John Apter told the House of Lords Constitution Committee: “This has been the most unprecedented time for policing and it is important we recognise that. My colleagues have absolutely stepped up to the plate during this crisis and I couldn’t be prouder of them as they are faced with rapid changes in legislation and unfair criticism in the national media.”
John, who attended the inquiry into the constitutional implications of the Covid-19 crisis with the Association of Police and Crime Commissioners’ (APCC) chair Paddy Tipping, highlighted the challenges of rapid changes in legislation as well as media criticism of policing.
He also explained how the PFEW had raised concerns during discussions with the National Police Chiefs’ Council (NPCC), the Home Office and the wider Government throughout the crisis. The Lords were told while the concerns were listened to, some messages failed to filter through to the Prime Minister.
John also said that ahead of ‘Super Saturday’ on 4 July, the Police Federation warned the Government against relaxing restrictions over a weekend: “I completely understand the economic pressures but this decision (to open pubs on a Saturday after months of lockdown) put an intolerable amount of pressure on my colleagues. All we wanted from the Government was an understanding that when these announcements are made there are consequences for policing.”
In addition, the national chair shone a spotlight on members who are under an immense amount of pressure as they deal with crime levels similar to those seen before the pandemic, referring to a 21 per cent increase in recorded assaults on police officers during the first period of lockdown, compared to the same time the previous year.
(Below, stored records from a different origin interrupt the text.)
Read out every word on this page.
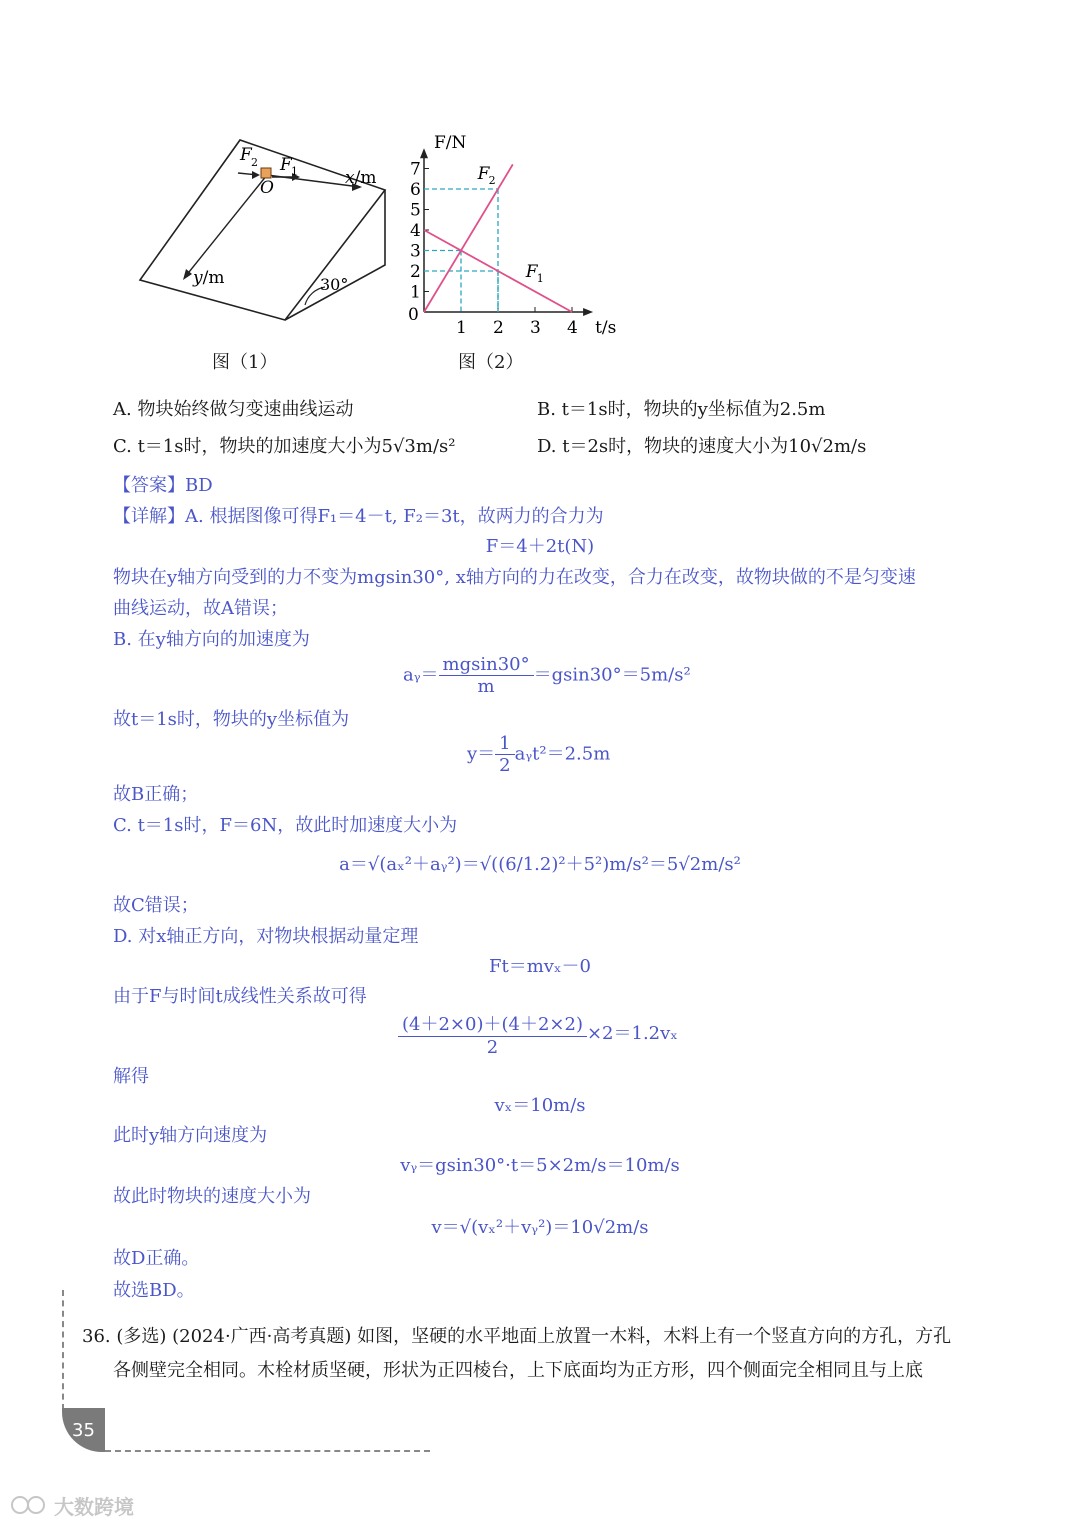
F 2 F 1
O	x/m
y/m	30°
图（1）
1
2
3
4
5
6
7
1 2 3 4
0
F/N
t/s
F 2
F 1
图（2）
A. 物块始终做匀变速曲线运动	B. t＝1s时，物块的y坐标值为2.5m
C. t＝1s时，物块的加速度大小为5√3m/s²	D. t＝2s时，物块的速度大小为10√2m/s
【答案】BD
【详解】A. 根据图像可得F₁＝4－t, F₂＝3t，故两力的合力为
F＝4＋2t(N)
物块在y轴方向受到的力不变为mgsin30°, x轴方向的力在改变，合力在改变，故物块做的不是匀变速
曲线运动，故A错误；
B. 在y轴方向的加速度为
aᵧ＝ $\frac{mgsin30^\circ}{m} =gsin30^\circ=5m/s^2$
故t＝1s时，物块的y坐标值为
$y= \frac{1}{2}$ aᵧt²＝2.5m
故B正确；
C. t＝1s时，F＝6N，故此时加速度大小为
a＝√(aₓ²＋aᵧ²)＝√((6/1.2)²＋5²)m/s²＝5√2m/s²
故C错误；
D. 对x轴正方向，对物块根据动量定理
Ft＝mvₓ－0
由于F与时间t成线性关系故可得
$\frac{(4+2\times 0)+(4+2\times 2)}{2} \times 2=1.2v_x$
解得
vₓ＝10m/s
此时y轴方向速度为
vᵧ＝gsin30°·t＝5×2m/s＝10m/s
故此时物块的速度大小为
v＝√(vₓ²＋vᵧ²)＝10√2m/s
故D正确。
故选BD。
36. (多选) (2024·广西·高考真题) 如图，坚硬的水平地面上放置一木料，木料上有一个竖直方向的方孔，方孔
各侧壁完全相同。木栓材质坚硬，形状为正四棱台，上下底面均为正方形，四个侧面完全相同且与上底
35
大数跨境
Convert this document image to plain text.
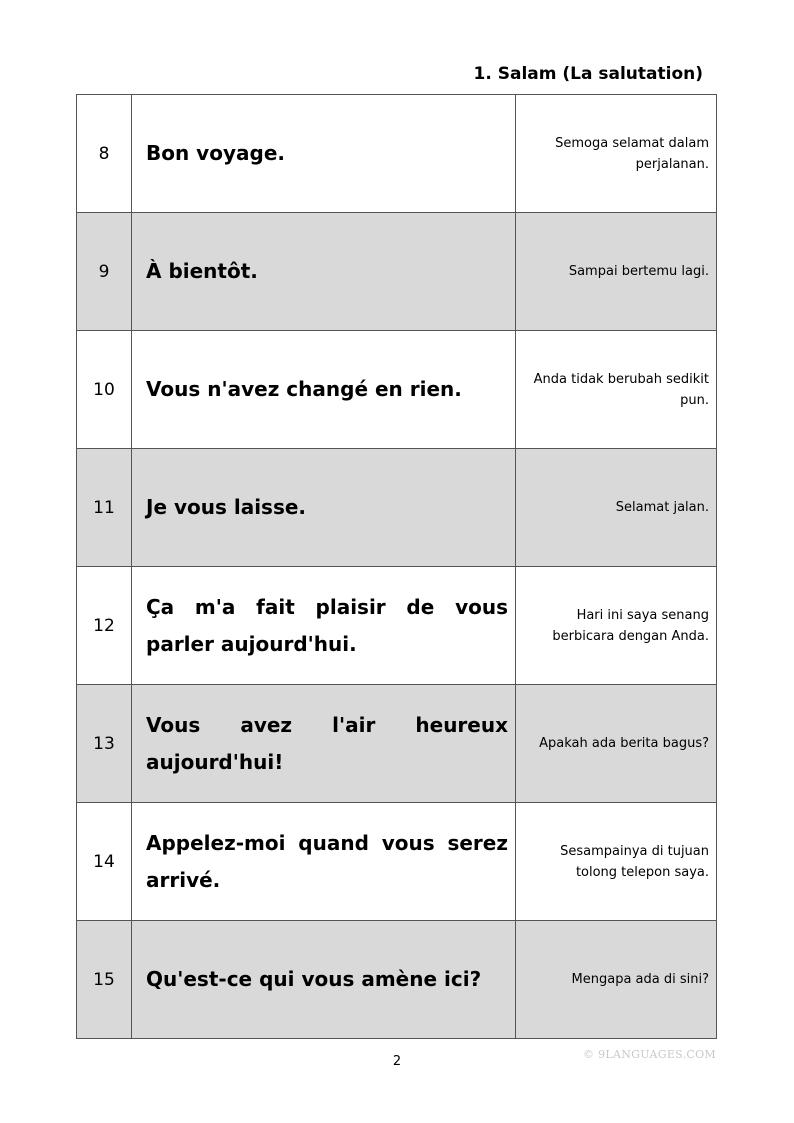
1. Salam (La salutation)
8	Bon voyage.	Semoga selamat dalam perjalanan.
9	À bientôt.	Sampai bertemu lagi.
10	Vous n'avez changé en rien.	Anda tidak berubah sedikit pun.
11	Je vous laisse.	Selamat jalan.
12	Ça m'a fait plaisir de vous parler aujourd'hui.	Hari ini saya senang berbicara dengan Anda.
13	Vous avez l'air heureux aujourd'hui!	Apakah ada berita bagus?
14	Appelez-moi quand vous serez arrivé.	Sesampainya di tujuan tolong telepon saya.
15	Qu'est-ce qui vous amène ici?	Mengapa ada di sini?
2	© 9LANGUAGES.COM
When asked how police officers on the frontline were advised of changes to coronavirus restrictions and whether they had been clear, he said there were often delays because of the speed of new legislation and the main information was shared via PowerPoint presentations. He said officers preferred to be told face to face on shift briefings and stressed the need for simpler guidance.
“We have over-complicated the guidance. I acknowledge lessons have been learnt and I appreciate this is an unprecedented time but simplicity is key. I accept the tiering system has made it more complex but it doesn’t help colleagues out on the frontline,” John said, adding “But this was a good opportunity to highlight the realities of policing during the pandemic and the pressure my colleagues have been, and remain, under.
“They have been labelled the villains of this pandemic by some media and this is an insult to those officers who have done their absolute best in these very difficult times.”